De son côté, le député de Gatineau et secrétaire parlementaire du ministre des Services publics et de l'Approvisionnement, Steve McKinnon, rappelle que le gouvernement mesure les progrès du système Phénix par le nombre de transactions et non par le nombre de personnes touchées.

Nos rapports sont basés sur le nombre de transactions, parce que c'est comme ça que les choses sont traitées aux centres de paye.

Steve McKinnon, député de Gatineau
Le député est assis devant une bibliothèque pleine de livres.Le député de Gatineau et secrétaire parlementaire du ministre des Services publics et de l'Approvisionnement, Steve McKinnon Photo : Radio-Canada / Yves Lévesque

« On n’a jamais essayé de réduire l'ampleur du problème », soutient M. McKinnon. « C'est pour ça que nous avons mis les bouchées doubles, que nous avons investi des millions de dollars, recruté bon nombre de nouveaux fonctionnaires. Nous avons agi dans la plus grande transparence. »

Il ajoute que l'application des nouvelles conventions collectives a également eu des répercussions sur la rapidité avec laquelle le gouvernement fédéral est en mesure de régler le problème du système de paye Phénix.

L’opposition réclame des comptes

« Écoutez, c’est la moitié de la fonction publique qui est touchée », s’indigne quant à lui le député fédéral de Beauport-Limoilou et critique conservateur en matière de Services publics, Alupa Clarke, qui réclame également plus de transparence de la part du gouvernement.

Ce gouvernement a induit en erreur les Canadiens, en tentant de nous expliquer de toutes sortes de manières les transactions.

Alupa Clarke, critique conservateur en matière de services publics et d’approvisionnement

Les deux principaux partis d’opposition dénoncent le fait qu'ils n'ont jamais obtenu de réponses claires à leurs nombreuses questions posées à la Chambre des communes depuis le début du fiasco.

« Les libéraux, c’est une véritable patate chaude pour eux.

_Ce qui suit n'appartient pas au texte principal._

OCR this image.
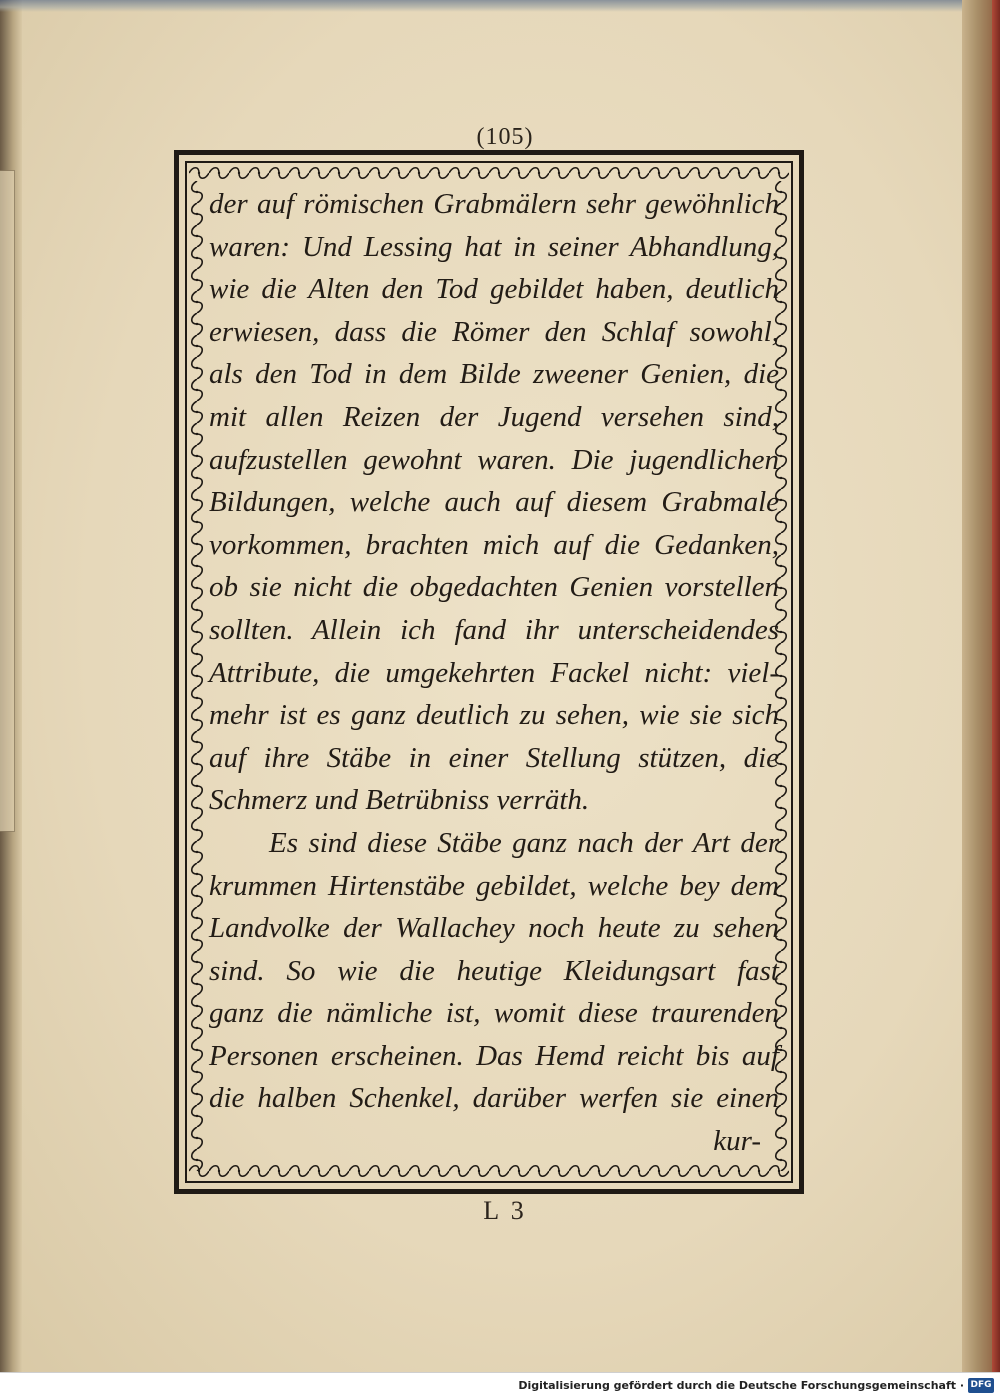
(105)
der auf römischen Grabmälern sehr gewöhnlich
waren: Und Lessing hat in seiner Abhandlung,
wie die Alten den Tod gebildet haben, deutlich
erwiesen, dass die Römer den Schlaf sowohl,
als den Tod in dem Bilde zweener Genien, die
mit allen Reizen der Jugend versehen sind,
aufzustellen gewohnt waren. Die jugendlichen
Bildungen, welche auch auf diesem Grabmale
vorkommen, brachten mich auf die Gedanken,
ob sie nicht die obgedachten Genien vorstellen
sollten. Allein ich fand ihr unterscheidendes
Attribute, die umgekehrten Fackel nicht: viel-
mehr ist es ganz deutlich zu sehen, wie sie sich
auf ihre Stäbe in einer Stellung stützen, die
Schmerz und Betrübniss verräth.
Es sind diese Stäbe ganz nach der Art der
krummen Hirtenstäbe gebildet, welche bey dem
Landvolke der Wallachey noch heute zu sehen
sind. So wie die heutige Kleidungsart fast
ganz die nämliche ist, womit diese traurenden
Personen erscheinen. Das Hemd reicht bis auf
die halben Schenkel, darüber werfen sie einen
kur-
L 3
Digitalisierung gefördert durch die Deutsche Forschungsgemeinschaft · DFG
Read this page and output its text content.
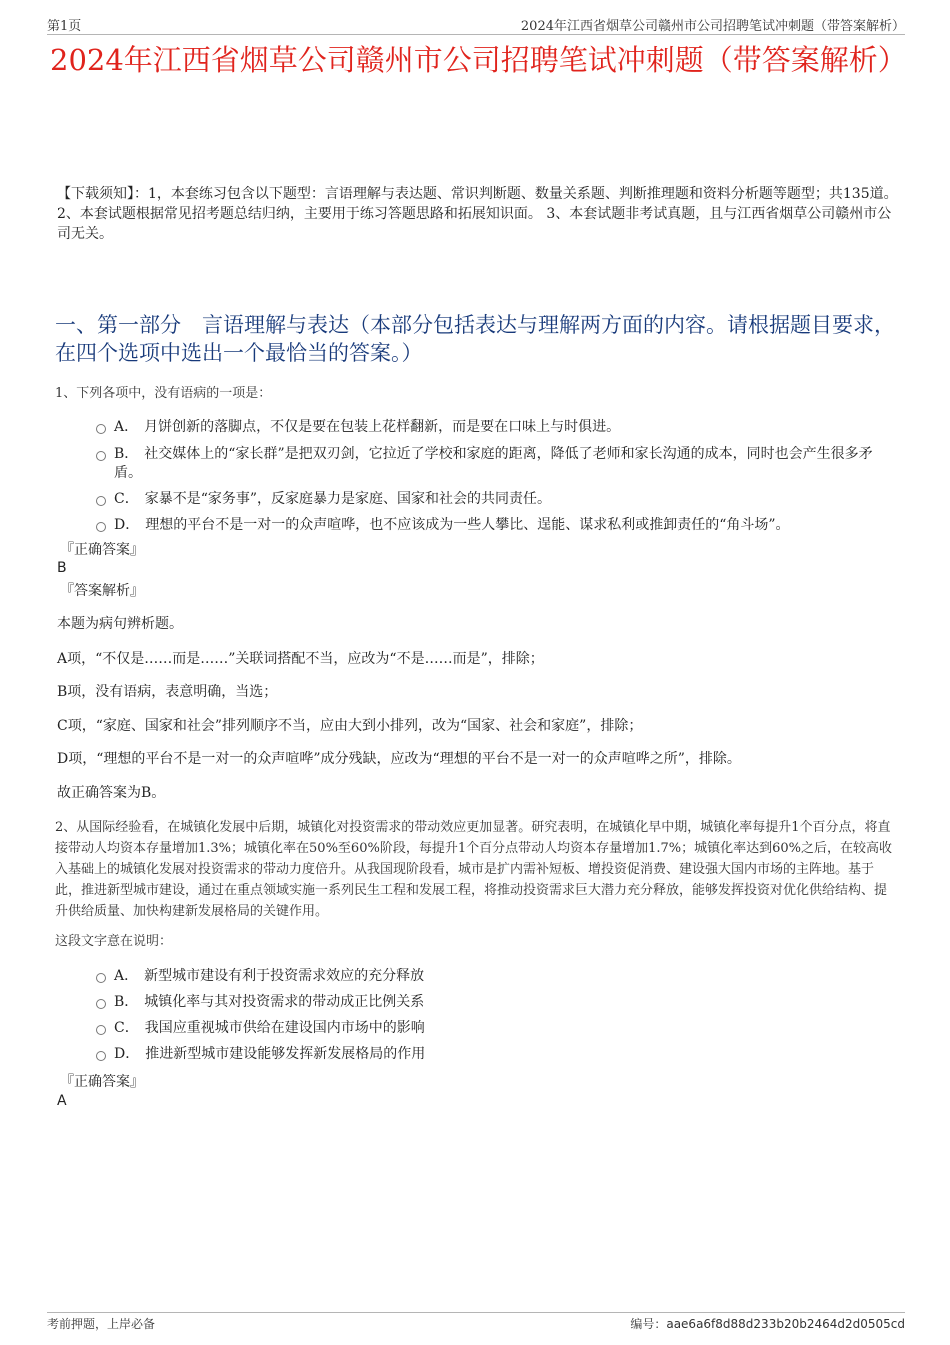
第1页	2024年江西省烟草公司赣州市公司招聘笔试冲刺题（带答案解析）
2024年江西省烟草公司赣州市公司招聘笔试冲刺题（带答案解析）

【下载须知】：1，本套练习包含以下题型：言语理解与表达题、常识判断题、数量关系题、判断推理题和资料分析题等题型；共135道。 2、本套试题根据常见招考题总结归纳，主要用于练习答题思路和拓展知识面。 3、本套试题非考试真题，且与江西省烟草公司赣州市公司无关。

一、第一部分　言语理解与表达（本部分包括表达与理解两方面的内容。请根据题目要求，在四个选项中选出一个最恰当的答案。）

1、下列各项中，没有语病的一项是：

A． 月饼创新的落脚点，不仅是要在包装上花样翻新，而是要在口味上与时俱进。
B． 社交媒体上的“家长群”是把双刃剑，它拉近了学校和家庭的距离，降低了老师和家长沟通的成本，同时也会产生很多矛盾。
C． 家暴不是“家务事”，反家庭暴力是家庭、国家和社会的共同责任。
D． 理想的平台不是一对一的众声喧哗，也不应该成为一些人攀比、逞能、谋求私利或推卸责任的“角斗场”。
『正确答案』
B
『答案解析』

本题为病句辨析题。

A项，“不仅是……而是……”关联词搭配不当，应改为“不是……而是”，排除；

B项，没有语病，表意明确，当选；

C项，“家庭、国家和社会”排列顺序不当，应由大到小排列，改为“国家、社会和家庭”，排除；

D项，“理想的平台不是一对一的众声喧哗”成分残缺，应改为“理想的平台不是一对一的众声喧哗之所”，排除。

故正确答案为B。

2、从国际经验看，在城镇化发展中后期，城镇化对投资需求的带动效应更加显著。研究表明，在城镇化早中期，城镇化率每提升1个百分点，将直接带动人均资本存量增加1.3%；城镇化率在50%至60%阶段，每提升1个百分点带动人均资本存量增加1.7%；城镇化率达到60%之后，在较高收入基础上的城镇化发展对投资需求的带动力度倍升。从我国现阶段看，城市是扩内需补短板、增投资促消费、建设强大国内市场的主阵地。基于此，推进新型城市建设，通过在重点领域实施一系列民生工程和发展工程，将推动投资需求巨大潜力充分释放，能够发挥投资对优化供给结构、提升供给质量、加快构建新发展格局的关键作用。

这段文字意在说明：

A． 新型城市建设有利于投资需求效应的充分释放
B． 城镇化率与其对投资需求的带动成正比例关系
C． 我国应重视城市供给在建设国内市场中的影响
D． 推进新型城市建设能够发挥新发展格局的作用
『正确答案』
A
考前押题，上岸必备	编号：aae6a6f8d88d233b20b2464d2d0505cd
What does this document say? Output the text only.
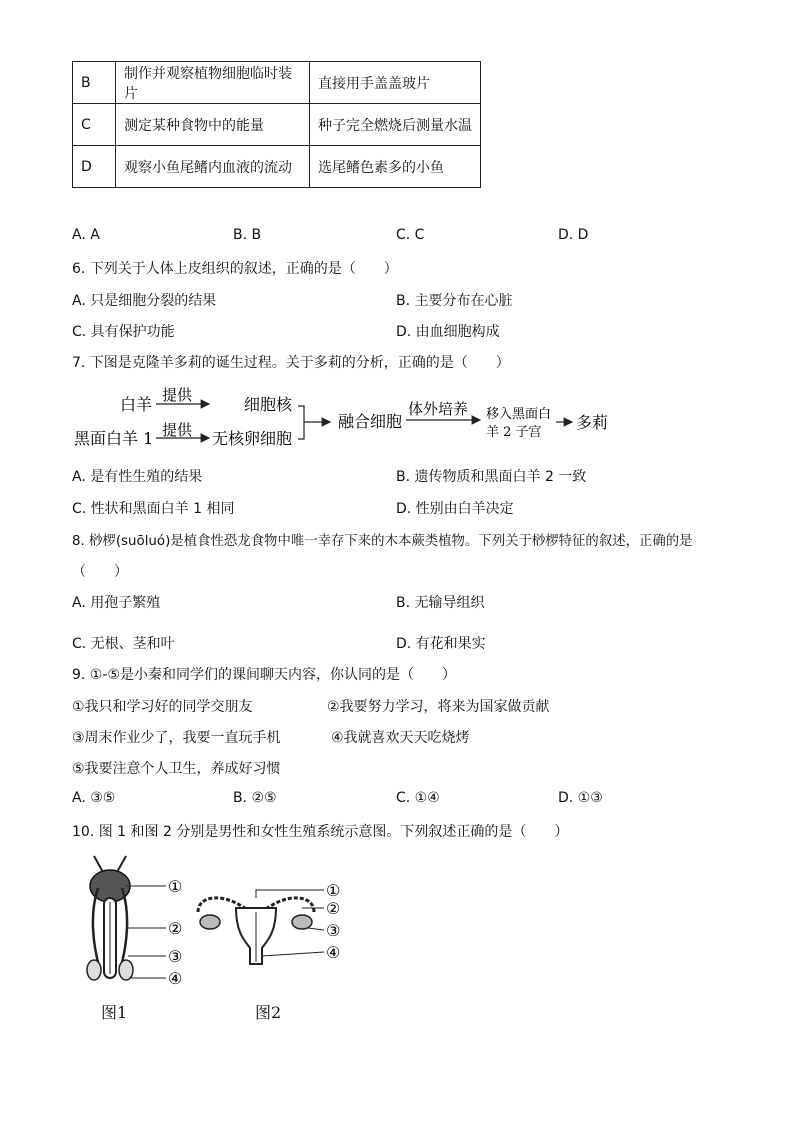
B	制作并观察植物细胞临时装片	直接用手盖盖玻片
C	测定某种食物中的能量	种子完全燃烧后测量水温
D	观察小鱼尾鳍内血液的流动	选尾鳍色素多的小鱼
A. A	B. B	C. C	D. D
6. 下列关于人体上皮组织的叙述，正确的是（　　）
A. 只是细胞分裂的结果	B. 主要分布在心脏
C. 具有保护功能	D. 由血细胞构成
7. 下图是克隆羊多莉的诞生过程。关于多莉的分析，正确的是（　　）
白羊 提供	细胞核
黑面白羊 1 提供 无核卵细胞
融合细胞
体外培养 移入黑面白
羊 2 子宫
多莉
A. 是有性生殖的结果	B. 遗传物质和黑面白羊 2 一致
C. 性状和黑面白羊 1 相同	D. 性别由白羊决定
8. 桫椤(suōluó)是植食性恐龙食物中唯一幸存下来的木本蕨类植物。下列关于桫椤特征的叙述，正确的是
（　　）
A. 用孢子繁殖	B. 无输导组织
C. 无根、茎和叶	D. 有花和果实
9. ①-⑤是小秦和同学们的课间聊天内容，你认同的是（　　）
①我只和学习好的同学交朋友	②我要努力学习，将来为国家做贡献
③周末作业少了，我要一直玩手机	④我就喜欢天天吃烧烤
⑤我要注意个人卫生，养成好习惯
A. ③⑤	B. ②⑤	C. ①④	D. ①③
10. 图 1 和图 2 分别是男性和女性生殖系统示意图。下列叙述正确的是（　　）
①
②
③
④
①
②
③
④
图1	图2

On voit leur incompétence », a réagi le député néo-démocrate de Rosemont-La Petite-Patrie et critique du NPD en matière de finances, Alexandre Boulerice.

Il estime que les membres du gouvernement ont manqué à leur devoir de transparence. « Ça fait des semaines qu’ils ont le nombre. Ils savent qu’ils vont avoir l’air fou, donc ils jouent aux cachottiers », souligne-t-il.